Walter leaving and shift to XP.

Joshua N Pritikin jpritikin at pobox.com
Tue Apr 22 19:25:12 EDT 2008


On Tue, Apr 22, 2008 at 05:29:58PM -0400, Ivan Krstić wrote:
> "Eventually, Negroponte added, Windows might be the sole operating  
> system ... Negroponte said he was mainly concerned with putting as  
> many laptops as possible in children's hands."
> 
> -- via Associated Press
> <http://ap.google.com/article/ALeqM5hXa0O9XLMsWfaqt-sI9FqFy2IewgD9073PPG0 
>  >

Naughty Ivan, you are quoting out of context: "Eventually, Negroponte 
added, Windows might be the sole operating system, and Sugar would be 
educational software running on top of it."

Considering the complete sentence, it is clear to me that this is a case 
of the reporter being confused by technology. We all know that Sugar 
could never run on Windows as well it as can run on Linux. The laptop 
might run Windows or Linux or both, but not Sugar on Windows.

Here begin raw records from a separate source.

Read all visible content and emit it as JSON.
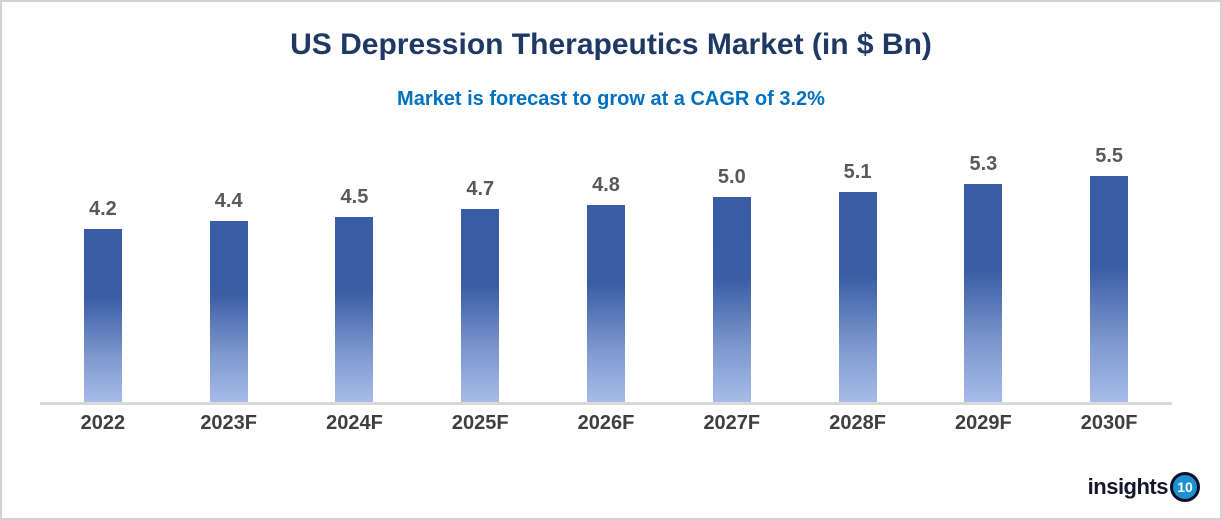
{
  "header": {
    "title": "US Depression Therapeutics Market (in $ Bn)",
    "subtitle": "Market is forecast to grow at a CAGR of 3.2%"
  },
  "chart_data": {
    "type": "bar",
    "title": "US Depression Therapeutics Market (in $ Bn)",
    "subtitle": "Market is forecast to grow at a CAGR of 3.2%",
    "categories": [
      "2022",
      "2023F",
      "2024F",
      "2025F",
      "2026F",
      "2027F",
      "2028F",
      "2029F",
      "2030F"
    ],
    "values": [
      4.2,
      4.4,
      4.5,
      4.7,
      4.8,
      5.0,
      5.1,
      5.3,
      5.5
    ],
    "data_labels": [
      "4.2",
      "4.4",
      "4.5",
      "4.7",
      "4.8",
      "5.0",
      "5.1",
      "5.3",
      "5.5"
    ],
    "xlabel": "",
    "ylabel": "",
    "y_axis_visible": false,
    "baseline": 0,
    "grid": false,
    "legend": false
  },
  "colors": {
    "title": "#1f3864",
    "subtitle": "#0070c0",
    "bar_gradient_top": "#3a5ca4",
    "bar_gradient_bottom": "#a6bbe8",
    "bar_border": "#ffffff",
    "value_label": "#595959",
    "category_label": "#3f3f3f",
    "axis_line": "#d9d9d9",
    "logo_text": "#15152b",
    "logo_badge_fill": "#1e8fd0",
    "frame_border": "#d2d2d2"
  },
  "logo": {
    "text": "insights",
    "badge": "10"
  }
}
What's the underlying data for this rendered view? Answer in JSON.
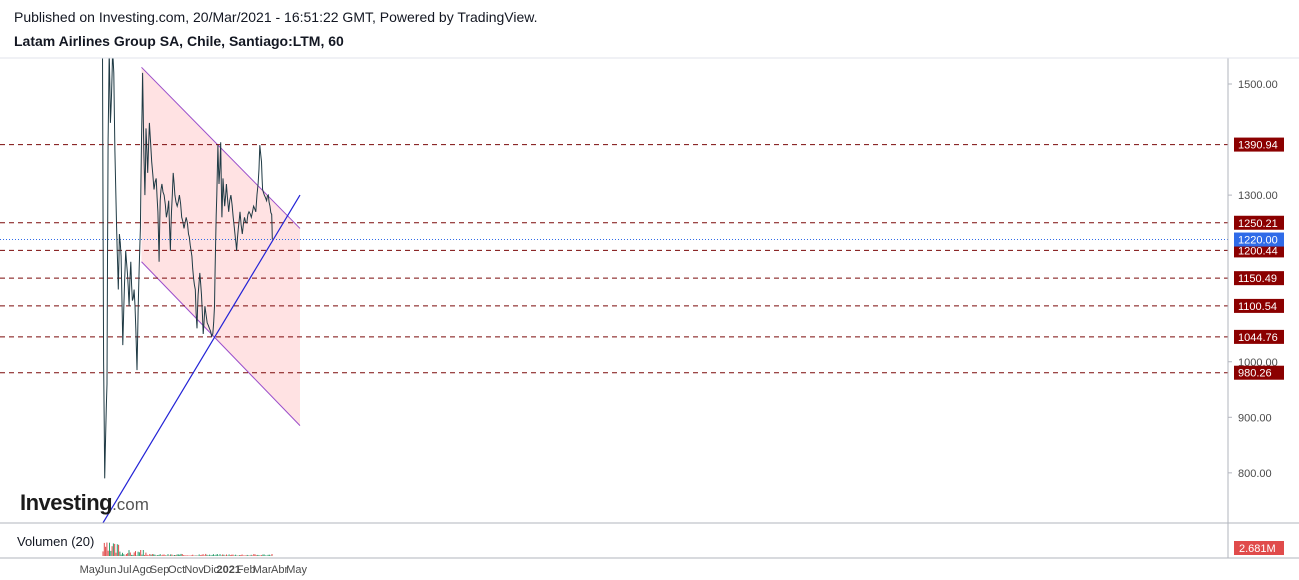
{
  "header": {
    "published": "Published on Investing.com, 20/Mar/2021 - 16:51:22 GMT, Powered by TradingView.",
    "instrument": "Latam Airlines Group SA, Chile, Santiago:LTM, 60"
  },
  "logo": {
    "main": "Investing",
    "suffix": ".com"
  },
  "volume": {
    "label": "Volumen (20)",
    "badge": "2.681M"
  },
  "colors": {
    "price": "#1f3a44",
    "channel_fill": "#ffdfe0",
    "channel_line": "#9b4dca",
    "trend_line": "#2323d6",
    "level_line": "#7b0a0a",
    "badge": "#8b0000",
    "current_badge": "#2f6be8",
    "volume_up": "#2e9e6e",
    "volume_down": "#e04b4b"
  },
  "chart_data": {
    "type": "line",
    "title": "Latam Airlines Group SA, Chile, Santiago:LTM, 60",
    "y_ticks": [
      800,
      900,
      1000,
      1300,
      1500
    ],
    "y_tick_labels": [
      "800.00",
      "900.00",
      "1000.00",
      "1300.00",
      "1500.00"
    ],
    "x_ticks": [
      "May",
      "Jun",
      "Jul",
      "Ago",
      "Sep",
      "Oct",
      "Nov",
      "Dic",
      "2021",
      "Feb",
      "Mar",
      "Abr",
      "May"
    ],
    "levels": [
      {
        "value": 1390.94,
        "label": "1390.94"
      },
      {
        "value": 1250.21,
        "label": "1250.21"
      },
      {
        "value": 1200.44,
        "label": "1200.44"
      },
      {
        "value": 1150.49,
        "label": "1150.49"
      },
      {
        "value": 1100.54,
        "label": "1100.54"
      },
      {
        "value": 1044.76,
        "label": "1044.76"
      },
      {
        "value": 980.26,
        "label": "980.26"
      }
    ],
    "current_price": {
      "value": 1220.0,
      "label": "1220.00"
    },
    "price_series": [
      {
        "x": "2020-05-23",
        "y": 1560
      },
      {
        "x": "2020-05-25",
        "y": 1000
      },
      {
        "x": "2020-05-27",
        "y": 790
      },
      {
        "x": "2020-05-29",
        "y": 880
      },
      {
        "x": "2020-05-31",
        "y": 960
      },
      {
        "x": "2020-06-02",
        "y": 1400
      },
      {
        "x": "2020-06-04",
        "y": 1560
      },
      {
        "x": "2020-06-06",
        "y": 1430
      },
      {
        "x": "2020-06-08",
        "y": 1480
      },
      {
        "x": "2020-06-10",
        "y": 1560
      },
      {
        "x": "2020-06-12",
        "y": 1520
      },
      {
        "x": "2020-06-14",
        "y": 1380
      },
      {
        "x": "2020-06-16",
        "y": 1290
      },
      {
        "x": "2020-06-18",
        "y": 1200
      },
      {
        "x": "2020-06-20",
        "y": 1130
      },
      {
        "x": "2020-06-22",
        "y": 1230
      },
      {
        "x": "2020-06-25",
        "y": 1190
      },
      {
        "x": "2020-06-28",
        "y": 1030
      },
      {
        "x": "2020-07-01",
        "y": 1140
      },
      {
        "x": "2020-07-03",
        "y": 1200
      },
      {
        "x": "2020-07-06",
        "y": 1160
      },
      {
        "x": "2020-07-09",
        "y": 1100
      },
      {
        "x": "2020-07-12",
        "y": 1180
      },
      {
        "x": "2020-07-15",
        "y": 1110
      },
      {
        "x": "2020-07-18",
        "y": 1130
      },
      {
        "x": "2020-07-21",
        "y": 1060
      },
      {
        "x": "2020-07-23",
        "y": 985
      },
      {
        "x": "2020-07-25",
        "y": 1090
      },
      {
        "x": "2020-07-27",
        "y": 1170
      },
      {
        "x": "2020-07-29",
        "y": 1240
      },
      {
        "x": "2020-07-31",
        "y": 1400
      },
      {
        "x": "2020-08-02",
        "y": 1520
      },
      {
        "x": "2020-08-04",
        "y": 1380
      },
      {
        "x": "2020-08-06",
        "y": 1300
      },
      {
        "x": "2020-08-08",
        "y": 1420
      },
      {
        "x": "2020-08-11",
        "y": 1340
      },
      {
        "x": "2020-08-14",
        "y": 1430
      },
      {
        "x": "2020-08-18",
        "y": 1360
      },
      {
        "x": "2020-08-22",
        "y": 1310
      },
      {
        "x": "2020-08-26",
        "y": 1330
      },
      {
        "x": "2020-08-29",
        "y": 1270
      },
      {
        "x": "2020-08-31",
        "y": 1180
      },
      {
        "x": "2020-09-02",
        "y": 1290
      },
      {
        "x": "2020-09-05",
        "y": 1320
      },
      {
        "x": "2020-09-09",
        "y": 1300
      },
      {
        "x": "2020-09-13",
        "y": 1260
      },
      {
        "x": "2020-09-17",
        "y": 1290
      },
      {
        "x": "2020-09-20",
        "y": 1200
      },
      {
        "x": "2020-09-22",
        "y": 1270
      },
      {
        "x": "2020-09-25",
        "y": 1340
      },
      {
        "x": "2020-09-28",
        "y": 1300
      },
      {
        "x": "2020-10-02",
        "y": 1280
      },
      {
        "x": "2020-10-06",
        "y": 1300
      },
      {
        "x": "2020-10-10",
        "y": 1260
      },
      {
        "x": "2020-10-14",
        "y": 1240
      },
      {
        "x": "2020-10-18",
        "y": 1260
      },
      {
        "x": "2020-10-22",
        "y": 1230
      },
      {
        "x": "2020-10-25",
        "y": 1210
      },
      {
        "x": "2020-10-28",
        "y": 1190
      },
      {
        "x": "2020-10-31",
        "y": 1150
      },
      {
        "x": "2020-11-03",
        "y": 1130
      },
      {
        "x": "2020-11-06",
        "y": 1060
      },
      {
        "x": "2020-11-08",
        "y": 1120
      },
      {
        "x": "2020-11-11",
        "y": 1160
      },
      {
        "x": "2020-11-14",
        "y": 1120
      },
      {
        "x": "2020-11-17",
        "y": 1050
      },
      {
        "x": "2020-11-20",
        "y": 1100
      },
      {
        "x": "2020-11-24",
        "y": 1070
      },
      {
        "x": "2020-11-28",
        "y": 1060
      },
      {
        "x": "2020-12-02",
        "y": 1045
      },
      {
        "x": "2020-12-04",
        "y": 1050
      },
      {
        "x": "2020-12-07",
        "y": 1100
      },
      {
        "x": "2020-12-09",
        "y": 1220
      },
      {
        "x": "2020-12-11",
        "y": 1300
      },
      {
        "x": "2020-12-13",
        "y": 1390
      },
      {
        "x": "2020-12-15",
        "y": 1320
      },
      {
        "x": "2020-12-18",
        "y": 1395
      },
      {
        "x": "2020-12-20",
        "y": 1260
      },
      {
        "x": "2020-12-22",
        "y": 1330
      },
      {
        "x": "2020-12-25",
        "y": 1280
      },
      {
        "x": "2020-12-28",
        "y": 1320
      },
      {
        "x": "2021-01-01",
        "y": 1270
      },
      {
        "x": "2021-01-05",
        "y": 1300
      },
      {
        "x": "2021-01-09",
        "y": 1260
      },
      {
        "x": "2021-01-13",
        "y": 1220
      },
      {
        "x": "2021-01-15",
        "y": 1200
      },
      {
        "x": "2021-01-18",
        "y": 1240
      },
      {
        "x": "2021-01-21",
        "y": 1270
      },
      {
        "x": "2021-01-25",
        "y": 1230
      },
      {
        "x": "2021-01-29",
        "y": 1260
      },
      {
        "x": "2021-02-02",
        "y": 1250
      },
      {
        "x": "2021-02-06",
        "y": 1270
      },
      {
        "x": "2021-02-10",
        "y": 1260
      },
      {
        "x": "2021-02-14",
        "y": 1280
      },
      {
        "x": "2021-02-18",
        "y": 1270
      },
      {
        "x": "2021-02-22",
        "y": 1320
      },
      {
        "x": "2021-02-25",
        "y": 1390
      },
      {
        "x": "2021-02-28",
        "y": 1360
      },
      {
        "x": "2021-03-02",
        "y": 1310
      },
      {
        "x": "2021-03-05",
        "y": 1300
      },
      {
        "x": "2021-03-09",
        "y": 1290
      },
      {
        "x": "2021-03-12",
        "y": 1300
      },
      {
        "x": "2021-03-15",
        "y": 1280
      },
      {
        "x": "2021-03-18",
        "y": 1265
      },
      {
        "x": "2021-03-19",
        "y": 1220
      }
    ],
    "channel": {
      "upper": [
        {
          "x": "2020-07-31",
          "y": 1530
        },
        {
          "x": "2021-05-07",
          "y": 1240
        }
      ],
      "lower": [
        {
          "x": "2020-07-31",
          "y": 1180
        },
        {
          "x": "2021-05-07",
          "y": 885
        }
      ]
    },
    "trend_line": [
      {
        "x": "2020-05-24",
        "y": 710
      },
      {
        "x": "2021-05-07",
        "y": 1300
      }
    ]
  }
}
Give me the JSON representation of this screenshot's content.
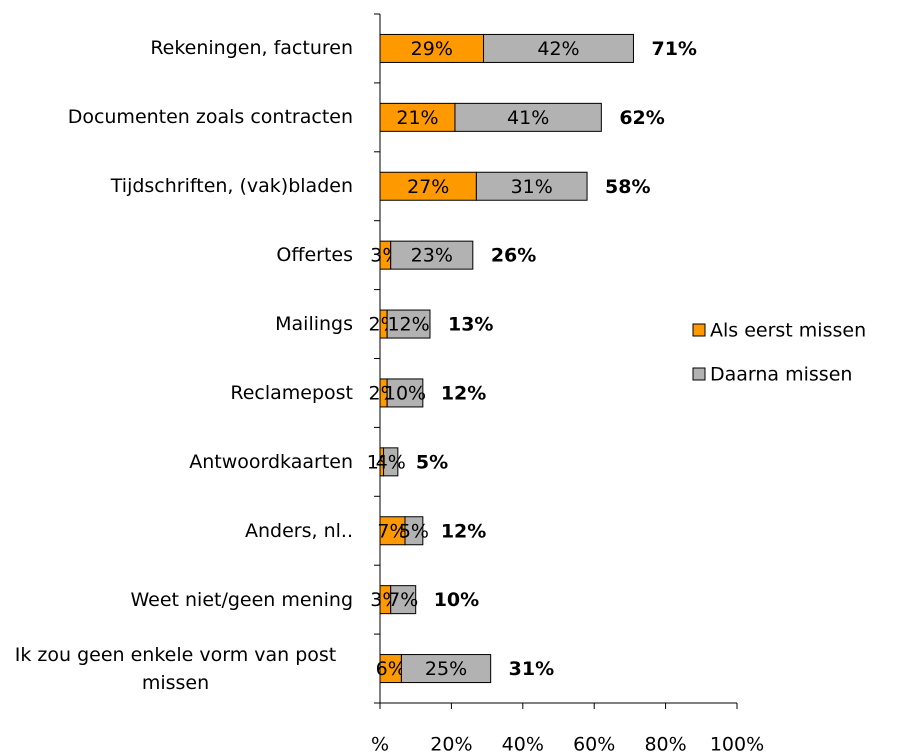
{
  "chart_data": {
    "type": "stacked-barh",
    "categories": [
      "Rekeningen, facturen",
      "Documenten zoals contracten",
      "Tijdschriften, (vak)bladen",
      "Offertes",
      "Mailings",
      "Reclamepost",
      "Antwoordkaarten",
      "Anders, nl..",
      "Weet niet/geen mening",
      "Ik zou geen enkele vorm van post missen"
    ],
    "series": [
      {
        "name": "Als eerst missen",
        "color": "#ff9900",
        "values": [
          29,
          21,
          27,
          3,
          2,
          2,
          1,
          7,
          3,
          6
        ],
        "value_labels": [
          "29%",
          "21%",
          "27%",
          "3%",
          "2%",
          "2%",
          "1%",
          "7%",
          "3%",
          "6%"
        ]
      },
      {
        "name": "Daarna missen",
        "color": "#b2b2b2",
        "values": [
          42,
          41,
          31,
          23,
          12,
          10,
          4,
          5,
          7,
          25
        ],
        "value_labels": [
          "42%",
          "41%",
          "31%",
          "23%",
          "12%",
          "10%",
          "4%",
          "5%",
          "7%",
          "25%"
        ]
      }
    ],
    "totals": [
      "71%",
      "62%",
      "58%",
      "26%",
      "13%",
      "12%",
      "5%",
      "12%",
      "10%",
      "31%"
    ],
    "xlim": [
      0,
      100
    ],
    "xticks": [
      {
        "value": 0,
        "label": "%"
      },
      {
        "value": 20,
        "label": "20%"
      },
      {
        "value": 40,
        "label": "40%"
      },
      {
        "value": 60,
        "label": "60%"
      },
      {
        "value": 80,
        "label": "80%"
      },
      {
        "value": 100,
        "label": "100%"
      }
    ],
    "legend": "right"
  }
}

The article continues: "That might disappoint advocates of open-source 
software who helped bankroll OLPC and cheered the challenge it 
represented to Microsoft's dominance."

Sure, I would be disappointed. But let's look at that scenario. Suppose 
OLPC was bought out by Microsoft and all laptops came loaded with 
Windows. OK, at least we still have Sugar. The game changes thusly: How 
long will it take to make Sugar better than the proprietary 
alternatives?

But that's basically the same game we are playing, in any case. And we 
have been playing that game for decades and winning.

The article continues: "Wayan Vota, whose OLPC News blog reported 
Bender's departure Monday, said he feared Sugar would get neglected on 
XOs that run Windows."

Whose side is Wayan Vota on anyhow? I am not sure whether he is biased, 
but his ability to analyze news is nil. He's a rumor mill. He thrives on 
hyperbole and unconfirmed reports. Get a grip people.

At least Ivan quoted this part properly: "Negroponte said he was mainly 
concerned with putting as many laptops as possible in children's hands."

I don't know about you, but that makes sense to me. Carol Lerche is 
right: we need to be pragmatic and get this laptop into the hands of the 
children who can benefit even if that means our software stack is 
tainted with a little proprietary software.

By my judgment, I'm glad Richard Stallman isn't running OLPC. He would 
have delayed the launch until we have a GPL'd replacement for the mesh 
firmware. As it is now, we have a laptop which is more pure license-wise 
than any other laptop available at about half the cost of the 
competition. And we have had mesh networking in production for about six 
months. Who else has mesh networking? Nobody. That's not an ideal 
position; we should replace the firmware. None the less, it is a pretty 
good position.

To hold that position, we have got to stop wasting time discussing FUD 
and make the software work. As I noted, we have to do that anyway, even 
if we didn't have a lovely green laptop as a delivery platform. The race 
is on for educational software. Even when teachers are smart enough to 
prefer free software, teachers are going to use whatever software is 
available. Let's make free software available.